В пантеоне творческих божков была только одна женщина – художница по костюмам Леночка Ганькевич. Совсем недавно она была преуспевающим модельером, успела поучаствовать в нескольких неделях высокой моды и даже организовать свой собственный, весьма престижный Дом моделей. Молодой русской экстремистке с восхитительно авангардными идеями предложил сотрудничество сам Лагерфельд. Но Леночка наплевала на свою карьеру, как только столкнулась с безумцем Анджеем Братны. Об их встрече в группе ходили легенды. Братны вместе с одуревшим от опиума Вованом Трапезниковым как-то посетил один из ее летних показов. Проковырявшись в носу целый вечер и во всеуслышание обхамив пару моделей, он удалился из зала. В узком коридорчике, примыкающем к подиуму, Вован и Братны зажали одну из манекенщиц. И пока Трапезников держал несчастную девушку за руки, Братны шариковой ручкой написал на ее обнаженной спине послание модельеру. Это было стандартное предложение “НАЩЕТ КИНОШКИ”, с тем же неотразимым обилием грамматических ошибок. Братны предлагал Леночке Ганькевич наплевать на “гнилой модельный бизнес, отрыжку капитализма” и приложить ухо к вечности. В качестве вечности выступал сам “ВИЛИКИЙ РЕЖИСЕР”. Заключительным аккордом явилась сакраментальная фраза: “ЗАКАЖИТЕ МНЕ ТОЖЕ ЧТО И СИБЕ”. Самым удивительным было то, что самоуверенная, избалованная вниманием модельерша клюнула на этот дешевый трюк. После показа они поужинали в “Метрополе” (за счет Леночки, разумеется), а на следующий день она уже числилась скромным художником по костюмам фильма “Забыть Монтсеррат” – чертов Братны остался верен себе, он кадрил людей с третьей космической скоростью.

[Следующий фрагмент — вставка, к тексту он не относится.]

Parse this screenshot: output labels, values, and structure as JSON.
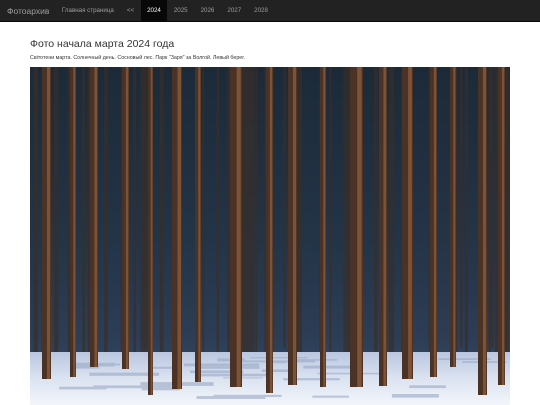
{
  "navbar": {
    "brand": "Фотоархив",
    "items": [
      {
        "label": "Главная страница",
        "active": false
      },
      {
        "label": "<<",
        "active": false
      },
      {
        "label": "2024",
        "active": true
      },
      {
        "label": "2025",
        "active": false
      },
      {
        "label": "2026",
        "active": false
      },
      {
        "label": "2027",
        "active": false
      },
      {
        "label": "2028",
        "active": false
      }
    ]
  },
  "colors": {
    "navbar_bg": "#222222",
    "nav_active_bg": "#080808",
    "nav_text": "#9d9d9d",
    "text": "#333333"
  },
  "main": {
    "title": "Фото начала марта 2024 года",
    "description": "Світотени марта. Солнечный день. Сосновый лес. Парк \"Заря\" за Волгой. Левый берег."
  }
}
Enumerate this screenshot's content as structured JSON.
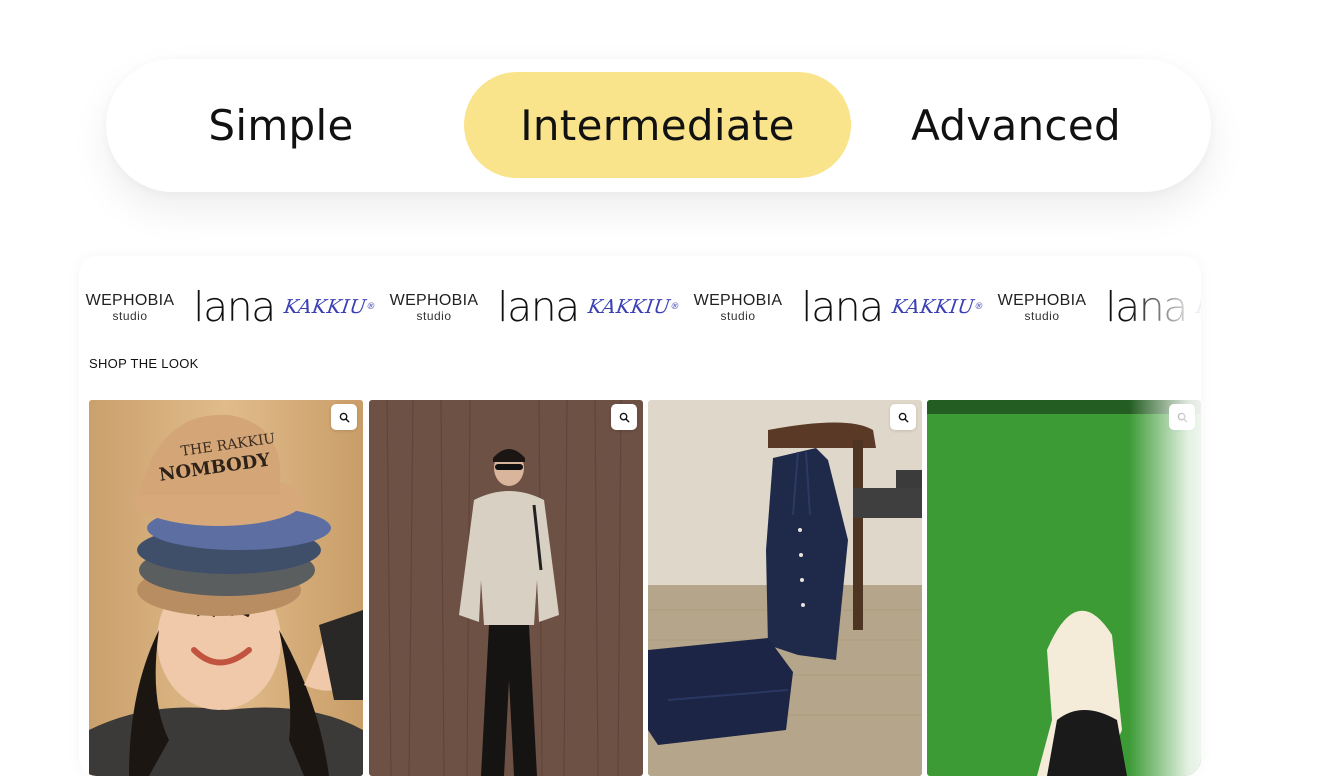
{
  "tabs": {
    "items": [
      {
        "label": "Simple",
        "active": false
      },
      {
        "label": "Intermediate",
        "active": true
      },
      {
        "label": "Advanced",
        "active": false
      }
    ],
    "active_color": "#f9e48c"
  },
  "brand_strip": {
    "wephobia": {
      "name": "WEPHOBIA",
      "sub": "studio"
    },
    "lana": "lana",
    "kakkiu": {
      "name": "KAKKIU",
      "mark": "®",
      "color": "#3a3fb4"
    },
    "sequence": [
      "wephobia",
      "lana",
      "kakkiu",
      "wephobia",
      "lana",
      "kakkiu",
      "wephobia",
      "lana",
      "kakkiu",
      "wephobia",
      "lana",
      "kakkiu"
    ]
  },
  "shop": {
    "title": "SHOP THE LOOK",
    "products": [
      {
        "name": "stacked-caps-look",
        "icon": "zoom-icon",
        "bg": "#d9b17e"
      },
      {
        "name": "beige-shirt-look",
        "icon": "zoom-icon",
        "bg": "#6f5347"
      },
      {
        "name": "navy-pajama-set-look",
        "icon": "zoom-icon",
        "bg": "#d9d2c4"
      },
      {
        "name": "green-studio-look",
        "icon": "zoom-icon",
        "bg": "#3e9a37"
      }
    ]
  }
}
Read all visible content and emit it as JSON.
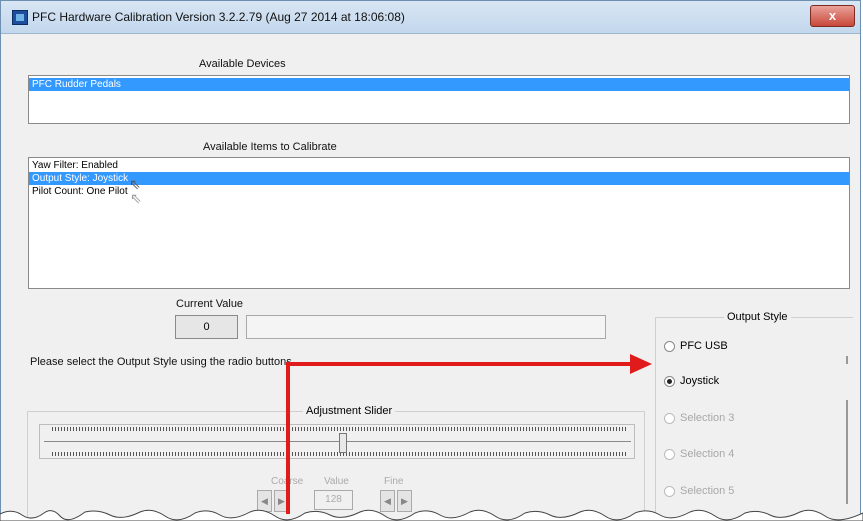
{
  "window": {
    "title": "PFC Hardware Calibration Version 3.2.2.79 (Aug 27 2014 at 18:06:08)",
    "close_label": "x"
  },
  "devices": {
    "label": "Available Devices",
    "items": [
      "PFC Rudder Pedals"
    ],
    "selected": 0
  },
  "calibrate": {
    "label": "Available Items to Calibrate",
    "items": [
      "Yaw Filter: Enabled",
      "Output Style: Joystick",
      "Pilot Count: One Pilot"
    ],
    "selected": 1
  },
  "current_value": {
    "label": "Current Value",
    "value": "0",
    "text": ""
  },
  "instruction": "Please select the Output Style using the radio buttons.",
  "output_style": {
    "title": "Output Style",
    "options": [
      {
        "label": "PFC USB",
        "checked": false,
        "enabled": true
      },
      {
        "label": "Joystick",
        "checked": true,
        "enabled": true
      },
      {
        "label": "Selection 3",
        "checked": false,
        "enabled": false
      },
      {
        "label": "Selection 4",
        "checked": false,
        "enabled": false
      },
      {
        "label": "Selection 5",
        "checked": false,
        "enabled": false
      }
    ]
  },
  "slider": {
    "title": "Adjustment Slider",
    "coarse_label": "Coarse",
    "value_label": "Value",
    "fine_label": "Fine",
    "value": "128",
    "level": 0.5
  },
  "colors": {
    "selection": "#3399ff",
    "annotation_arrow": "#e11b1b"
  },
  "icons": {
    "app": "pfc-app-icon",
    "pointer": "mouse-pointer-icon"
  }
}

На скорую руку подписывая соглашение с художницей, Братны даже не подозревал, что приведет на съемочную площадку не очередного фанатика его идей, а безумно влюбленную женщину. Леночка влюбилась в Братны со всем отчаянием внезапно вспыхнувшей страсти – это было видно невооруженным глазом. Ей сочувствовали все, даже Муза, питавшая к Анджею сходные чувства. Циничная гашишница Светик, сидевшая в административной группе, вообще считала Леночку идиоткой, которая похерила карьеру ради заведомо проигрышного варианта. Любить Братны, а тем более добиваться от него взаимности было занятием бесперспективным: никаких романов, никаких связей, полная стерильность отношений, как раз в духе Иисуса Христа. Нет, у Леночки не было конкуренток, как не было конкуренток ни у одной женщины. Братны был со всеми и ни с кем одновременно. Он любил всех и никого: окружающий мир он воспринимал как подсобный материал, не более. Его личная жизнь безумно интересовала меня именно потому, что никакой личной жизни у него не было. Ни жены, ни любовницы, ни собаки, ни хорька; никаких привязанностей в еде, выпивке и сигаретах, никаких любимых изречений на все случаи жизни, никаких милых слабостей. Отсутствие слабостей особенно настораживало: пройдя суровую школу ловца душ Лапицкого, я хорошо усвоила, что человека без слабостей не бывает.